Source - Alliance News

Shares in McColl’s Retail Group PLC more than halved in value early Monday after the indebted convenience store chain warned that its equity may be worthless.

McColl’s Retail shares were 53% lower at 2.08 pence each in London on Monday morning.

McColl’s is discussing a financing solution with commercial partner and lenders to resolve its short-term funding issues.

‘It should be noted that even if such a successful outcome is achieved it is increasingly likely to result in little or no value being attributed to the group’s ordinary shares,’ the company said.

For the current financial year ending in November, earnings before interest, tax, depreciation and amortisation will be no higher than the Ebitda of £20 million it posted in financial 2021, McColl’s said.

Meanwhile, the Brentwood, Essex-based firm explained it experienced softer trading than expected through the Easter period. It is seeking to mitigate product availability issues caused by supply chain disruption. Inflation pressures also hurt the company, it said.

Despite this, the company’s Morrisons Daily stores continued to perform strongly, delivering like-for-like sales growth of 20% compared to non-converted stores.

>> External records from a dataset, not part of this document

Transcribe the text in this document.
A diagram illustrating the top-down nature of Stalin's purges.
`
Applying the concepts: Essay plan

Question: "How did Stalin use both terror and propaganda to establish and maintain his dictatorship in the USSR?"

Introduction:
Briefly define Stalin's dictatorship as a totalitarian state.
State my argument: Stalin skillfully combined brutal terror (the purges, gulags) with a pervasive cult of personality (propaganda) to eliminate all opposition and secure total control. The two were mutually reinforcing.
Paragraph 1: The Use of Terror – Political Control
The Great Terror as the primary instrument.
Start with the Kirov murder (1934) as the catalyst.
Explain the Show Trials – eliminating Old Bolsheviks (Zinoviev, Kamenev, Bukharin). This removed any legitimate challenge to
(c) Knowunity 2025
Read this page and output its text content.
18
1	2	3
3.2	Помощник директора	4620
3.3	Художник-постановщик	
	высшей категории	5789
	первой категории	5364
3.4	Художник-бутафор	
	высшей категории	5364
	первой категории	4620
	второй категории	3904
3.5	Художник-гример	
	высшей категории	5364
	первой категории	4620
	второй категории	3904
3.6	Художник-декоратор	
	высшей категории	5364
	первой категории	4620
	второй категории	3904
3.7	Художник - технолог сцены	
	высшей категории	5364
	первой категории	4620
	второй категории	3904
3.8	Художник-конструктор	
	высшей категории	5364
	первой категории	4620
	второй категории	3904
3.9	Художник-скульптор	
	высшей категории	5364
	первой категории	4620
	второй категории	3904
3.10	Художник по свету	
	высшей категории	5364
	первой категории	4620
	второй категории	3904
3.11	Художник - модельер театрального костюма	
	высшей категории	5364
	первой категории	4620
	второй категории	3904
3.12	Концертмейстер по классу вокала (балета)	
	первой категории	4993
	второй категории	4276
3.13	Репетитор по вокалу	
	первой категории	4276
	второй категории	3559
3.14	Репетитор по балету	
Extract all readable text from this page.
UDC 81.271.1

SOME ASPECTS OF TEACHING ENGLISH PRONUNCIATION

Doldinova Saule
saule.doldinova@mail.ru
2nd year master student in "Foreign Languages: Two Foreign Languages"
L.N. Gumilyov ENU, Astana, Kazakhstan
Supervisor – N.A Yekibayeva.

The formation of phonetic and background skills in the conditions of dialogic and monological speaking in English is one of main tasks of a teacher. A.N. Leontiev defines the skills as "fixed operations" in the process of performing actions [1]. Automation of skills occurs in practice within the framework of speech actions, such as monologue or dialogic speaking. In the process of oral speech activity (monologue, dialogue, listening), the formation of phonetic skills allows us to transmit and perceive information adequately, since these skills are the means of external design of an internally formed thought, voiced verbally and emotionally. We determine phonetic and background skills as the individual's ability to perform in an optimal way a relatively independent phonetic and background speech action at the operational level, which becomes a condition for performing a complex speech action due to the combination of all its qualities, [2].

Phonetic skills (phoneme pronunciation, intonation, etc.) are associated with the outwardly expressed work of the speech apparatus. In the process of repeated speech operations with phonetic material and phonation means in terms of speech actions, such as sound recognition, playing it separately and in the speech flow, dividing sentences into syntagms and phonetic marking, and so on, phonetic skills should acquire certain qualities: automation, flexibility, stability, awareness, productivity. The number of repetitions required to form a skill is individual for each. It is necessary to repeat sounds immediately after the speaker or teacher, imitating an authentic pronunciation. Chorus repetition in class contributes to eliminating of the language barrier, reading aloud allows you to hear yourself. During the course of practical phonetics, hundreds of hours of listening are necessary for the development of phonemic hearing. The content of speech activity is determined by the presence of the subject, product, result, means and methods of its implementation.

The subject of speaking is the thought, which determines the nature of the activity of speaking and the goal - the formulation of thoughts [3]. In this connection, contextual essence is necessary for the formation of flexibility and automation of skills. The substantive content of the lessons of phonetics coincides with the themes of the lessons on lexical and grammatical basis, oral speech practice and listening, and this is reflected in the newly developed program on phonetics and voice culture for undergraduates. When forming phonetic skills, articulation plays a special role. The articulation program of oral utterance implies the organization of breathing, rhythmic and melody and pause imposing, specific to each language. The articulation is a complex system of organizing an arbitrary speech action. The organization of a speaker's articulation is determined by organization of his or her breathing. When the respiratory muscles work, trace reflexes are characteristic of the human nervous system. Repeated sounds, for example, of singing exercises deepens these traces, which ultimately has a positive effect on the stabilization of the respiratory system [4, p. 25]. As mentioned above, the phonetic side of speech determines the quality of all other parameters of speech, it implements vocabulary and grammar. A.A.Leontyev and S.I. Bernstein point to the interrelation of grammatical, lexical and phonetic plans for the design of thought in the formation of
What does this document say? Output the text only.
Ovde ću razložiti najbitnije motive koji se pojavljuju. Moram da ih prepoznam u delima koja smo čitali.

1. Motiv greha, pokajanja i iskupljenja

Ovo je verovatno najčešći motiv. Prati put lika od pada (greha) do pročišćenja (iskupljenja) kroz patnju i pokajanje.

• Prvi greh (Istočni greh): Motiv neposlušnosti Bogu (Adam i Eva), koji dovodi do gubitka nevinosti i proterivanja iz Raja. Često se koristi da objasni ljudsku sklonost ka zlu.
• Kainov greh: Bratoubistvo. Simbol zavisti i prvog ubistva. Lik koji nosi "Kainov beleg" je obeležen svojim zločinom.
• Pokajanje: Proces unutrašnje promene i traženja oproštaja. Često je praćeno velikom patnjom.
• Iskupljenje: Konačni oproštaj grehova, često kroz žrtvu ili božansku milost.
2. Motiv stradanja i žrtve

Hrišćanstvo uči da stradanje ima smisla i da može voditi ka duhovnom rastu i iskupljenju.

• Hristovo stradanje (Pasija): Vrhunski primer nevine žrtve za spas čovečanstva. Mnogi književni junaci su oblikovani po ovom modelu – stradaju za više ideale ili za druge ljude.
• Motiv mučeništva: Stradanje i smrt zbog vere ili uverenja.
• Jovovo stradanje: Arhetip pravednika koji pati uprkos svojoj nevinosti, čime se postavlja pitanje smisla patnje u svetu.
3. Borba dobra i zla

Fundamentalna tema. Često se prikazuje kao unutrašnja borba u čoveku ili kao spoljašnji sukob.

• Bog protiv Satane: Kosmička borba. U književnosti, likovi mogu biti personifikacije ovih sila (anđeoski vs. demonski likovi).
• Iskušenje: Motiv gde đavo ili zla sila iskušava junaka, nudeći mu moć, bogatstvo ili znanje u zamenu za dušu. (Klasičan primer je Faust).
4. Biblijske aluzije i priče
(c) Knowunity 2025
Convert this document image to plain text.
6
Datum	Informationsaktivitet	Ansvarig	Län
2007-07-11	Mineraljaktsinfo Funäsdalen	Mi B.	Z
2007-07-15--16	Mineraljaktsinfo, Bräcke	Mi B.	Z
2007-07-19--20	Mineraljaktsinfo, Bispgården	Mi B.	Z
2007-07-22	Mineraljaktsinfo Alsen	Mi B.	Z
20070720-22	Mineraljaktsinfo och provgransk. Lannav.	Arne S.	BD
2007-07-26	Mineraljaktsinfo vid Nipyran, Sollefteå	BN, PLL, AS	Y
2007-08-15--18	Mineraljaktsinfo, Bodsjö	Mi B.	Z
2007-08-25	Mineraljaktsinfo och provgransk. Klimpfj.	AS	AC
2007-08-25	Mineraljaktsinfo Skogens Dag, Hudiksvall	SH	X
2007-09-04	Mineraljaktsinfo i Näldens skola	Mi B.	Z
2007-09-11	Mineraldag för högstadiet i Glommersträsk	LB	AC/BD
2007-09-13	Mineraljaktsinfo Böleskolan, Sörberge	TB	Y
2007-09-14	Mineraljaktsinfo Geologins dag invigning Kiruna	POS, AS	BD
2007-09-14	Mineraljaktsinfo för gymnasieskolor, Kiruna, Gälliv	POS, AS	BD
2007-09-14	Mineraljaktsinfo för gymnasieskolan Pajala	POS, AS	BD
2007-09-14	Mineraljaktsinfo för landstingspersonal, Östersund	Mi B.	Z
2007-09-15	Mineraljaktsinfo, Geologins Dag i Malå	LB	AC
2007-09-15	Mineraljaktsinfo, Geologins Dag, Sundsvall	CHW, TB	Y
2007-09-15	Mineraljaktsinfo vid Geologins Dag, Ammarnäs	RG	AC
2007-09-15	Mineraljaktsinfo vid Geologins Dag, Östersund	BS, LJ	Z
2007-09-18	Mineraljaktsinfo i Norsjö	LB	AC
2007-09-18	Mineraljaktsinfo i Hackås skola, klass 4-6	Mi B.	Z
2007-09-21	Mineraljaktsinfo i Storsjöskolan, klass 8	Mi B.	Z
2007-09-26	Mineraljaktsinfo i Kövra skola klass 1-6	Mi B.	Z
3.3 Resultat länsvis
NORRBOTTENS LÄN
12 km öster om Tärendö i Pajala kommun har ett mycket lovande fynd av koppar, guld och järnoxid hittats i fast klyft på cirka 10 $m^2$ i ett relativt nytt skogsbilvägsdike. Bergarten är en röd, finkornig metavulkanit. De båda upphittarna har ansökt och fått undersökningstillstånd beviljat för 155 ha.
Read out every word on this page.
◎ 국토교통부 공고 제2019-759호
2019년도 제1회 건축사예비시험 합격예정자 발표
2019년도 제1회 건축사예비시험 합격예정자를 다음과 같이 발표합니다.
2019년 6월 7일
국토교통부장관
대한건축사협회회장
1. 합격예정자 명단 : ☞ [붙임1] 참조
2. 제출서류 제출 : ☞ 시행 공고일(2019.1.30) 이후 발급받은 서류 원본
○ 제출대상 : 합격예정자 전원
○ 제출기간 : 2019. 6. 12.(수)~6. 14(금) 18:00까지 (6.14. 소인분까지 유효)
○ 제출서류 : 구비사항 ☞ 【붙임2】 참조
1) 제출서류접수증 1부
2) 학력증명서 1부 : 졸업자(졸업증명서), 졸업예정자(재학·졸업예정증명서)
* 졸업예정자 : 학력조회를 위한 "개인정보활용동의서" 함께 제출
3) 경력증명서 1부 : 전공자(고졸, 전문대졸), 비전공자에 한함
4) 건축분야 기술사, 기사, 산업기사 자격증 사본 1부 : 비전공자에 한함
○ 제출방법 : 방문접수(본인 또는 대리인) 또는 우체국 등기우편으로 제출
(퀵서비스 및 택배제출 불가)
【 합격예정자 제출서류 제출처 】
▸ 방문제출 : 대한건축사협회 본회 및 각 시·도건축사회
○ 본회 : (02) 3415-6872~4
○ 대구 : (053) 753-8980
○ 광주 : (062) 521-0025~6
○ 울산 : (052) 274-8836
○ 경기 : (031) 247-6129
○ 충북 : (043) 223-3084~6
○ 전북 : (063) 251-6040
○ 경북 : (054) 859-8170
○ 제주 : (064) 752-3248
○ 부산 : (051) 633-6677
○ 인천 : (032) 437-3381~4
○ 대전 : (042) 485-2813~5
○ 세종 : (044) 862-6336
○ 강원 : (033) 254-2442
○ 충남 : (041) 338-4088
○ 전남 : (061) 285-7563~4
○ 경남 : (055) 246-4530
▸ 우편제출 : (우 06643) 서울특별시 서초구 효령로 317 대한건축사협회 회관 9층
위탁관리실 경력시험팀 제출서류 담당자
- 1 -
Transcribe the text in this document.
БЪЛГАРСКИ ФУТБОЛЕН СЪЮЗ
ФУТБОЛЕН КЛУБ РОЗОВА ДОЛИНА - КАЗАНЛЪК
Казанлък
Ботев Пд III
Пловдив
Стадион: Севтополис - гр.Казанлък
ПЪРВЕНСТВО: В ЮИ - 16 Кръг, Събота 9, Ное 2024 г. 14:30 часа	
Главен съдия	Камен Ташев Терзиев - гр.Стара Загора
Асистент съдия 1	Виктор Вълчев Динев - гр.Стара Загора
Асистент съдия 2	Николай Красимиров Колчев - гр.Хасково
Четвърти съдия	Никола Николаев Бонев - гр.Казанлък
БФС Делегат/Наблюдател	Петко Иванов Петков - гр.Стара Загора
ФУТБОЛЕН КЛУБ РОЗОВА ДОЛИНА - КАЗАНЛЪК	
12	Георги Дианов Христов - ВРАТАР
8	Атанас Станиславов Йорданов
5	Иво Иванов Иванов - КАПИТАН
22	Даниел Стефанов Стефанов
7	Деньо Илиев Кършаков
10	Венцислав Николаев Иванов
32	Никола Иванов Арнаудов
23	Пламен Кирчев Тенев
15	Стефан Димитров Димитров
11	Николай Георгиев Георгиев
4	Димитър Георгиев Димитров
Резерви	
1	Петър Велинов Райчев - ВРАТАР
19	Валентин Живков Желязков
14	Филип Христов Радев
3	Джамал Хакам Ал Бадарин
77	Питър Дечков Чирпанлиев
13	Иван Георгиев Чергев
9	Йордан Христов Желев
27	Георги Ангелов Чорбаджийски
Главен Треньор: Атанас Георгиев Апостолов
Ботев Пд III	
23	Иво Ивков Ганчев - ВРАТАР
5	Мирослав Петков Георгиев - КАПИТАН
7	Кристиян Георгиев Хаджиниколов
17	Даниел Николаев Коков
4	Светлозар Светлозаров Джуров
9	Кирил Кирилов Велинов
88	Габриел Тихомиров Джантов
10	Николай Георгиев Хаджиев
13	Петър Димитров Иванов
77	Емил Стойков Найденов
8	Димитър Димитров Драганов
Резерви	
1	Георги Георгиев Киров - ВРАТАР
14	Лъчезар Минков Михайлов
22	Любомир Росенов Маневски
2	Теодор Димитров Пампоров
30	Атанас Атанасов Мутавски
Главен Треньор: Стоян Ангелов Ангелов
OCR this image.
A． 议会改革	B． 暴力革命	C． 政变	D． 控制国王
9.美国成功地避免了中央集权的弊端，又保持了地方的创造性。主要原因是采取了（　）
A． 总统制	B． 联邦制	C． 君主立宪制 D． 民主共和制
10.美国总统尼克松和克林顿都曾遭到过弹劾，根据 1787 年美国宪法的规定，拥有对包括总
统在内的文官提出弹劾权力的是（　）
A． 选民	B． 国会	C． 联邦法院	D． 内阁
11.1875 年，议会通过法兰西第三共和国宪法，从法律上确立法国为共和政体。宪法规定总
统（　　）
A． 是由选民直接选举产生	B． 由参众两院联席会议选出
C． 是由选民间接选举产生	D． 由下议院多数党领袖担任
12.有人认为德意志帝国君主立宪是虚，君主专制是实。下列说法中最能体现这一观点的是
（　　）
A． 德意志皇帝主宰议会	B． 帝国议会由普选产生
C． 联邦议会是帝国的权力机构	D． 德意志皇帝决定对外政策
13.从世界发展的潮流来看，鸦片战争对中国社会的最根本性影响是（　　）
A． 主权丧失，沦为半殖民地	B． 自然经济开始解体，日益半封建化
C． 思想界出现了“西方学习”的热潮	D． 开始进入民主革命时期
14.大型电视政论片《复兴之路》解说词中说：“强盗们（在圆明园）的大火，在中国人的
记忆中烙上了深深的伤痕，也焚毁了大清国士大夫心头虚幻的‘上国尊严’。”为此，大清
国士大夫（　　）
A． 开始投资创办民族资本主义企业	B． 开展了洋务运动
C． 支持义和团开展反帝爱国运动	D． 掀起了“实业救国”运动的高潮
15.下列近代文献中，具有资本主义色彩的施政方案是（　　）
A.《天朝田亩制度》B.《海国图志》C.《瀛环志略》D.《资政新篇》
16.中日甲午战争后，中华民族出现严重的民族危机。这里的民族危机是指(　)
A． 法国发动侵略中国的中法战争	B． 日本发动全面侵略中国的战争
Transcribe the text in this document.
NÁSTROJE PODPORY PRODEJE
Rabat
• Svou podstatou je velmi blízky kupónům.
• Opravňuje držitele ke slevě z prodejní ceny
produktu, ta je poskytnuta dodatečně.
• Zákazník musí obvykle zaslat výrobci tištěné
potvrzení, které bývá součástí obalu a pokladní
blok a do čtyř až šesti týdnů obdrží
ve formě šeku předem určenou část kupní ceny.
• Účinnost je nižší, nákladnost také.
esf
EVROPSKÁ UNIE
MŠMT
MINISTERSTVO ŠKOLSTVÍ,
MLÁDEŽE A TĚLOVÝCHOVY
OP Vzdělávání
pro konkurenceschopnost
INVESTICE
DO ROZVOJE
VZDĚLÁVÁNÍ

Due to the ongoing financing discussions, McColl’s expects to delay the release of its full year results beyond the end of May, the deadline under London listing rules. That would result in trading in its shares being suspended. Originally, McColl’s planned to publish its results in late March.

The company is undergoing changes. In February, it issued a profit warning. The following month, Jonathan Miller resigned as chief executive officer. He was replaced by Chief Operating Officer Karen Bird on an interim CEO basis.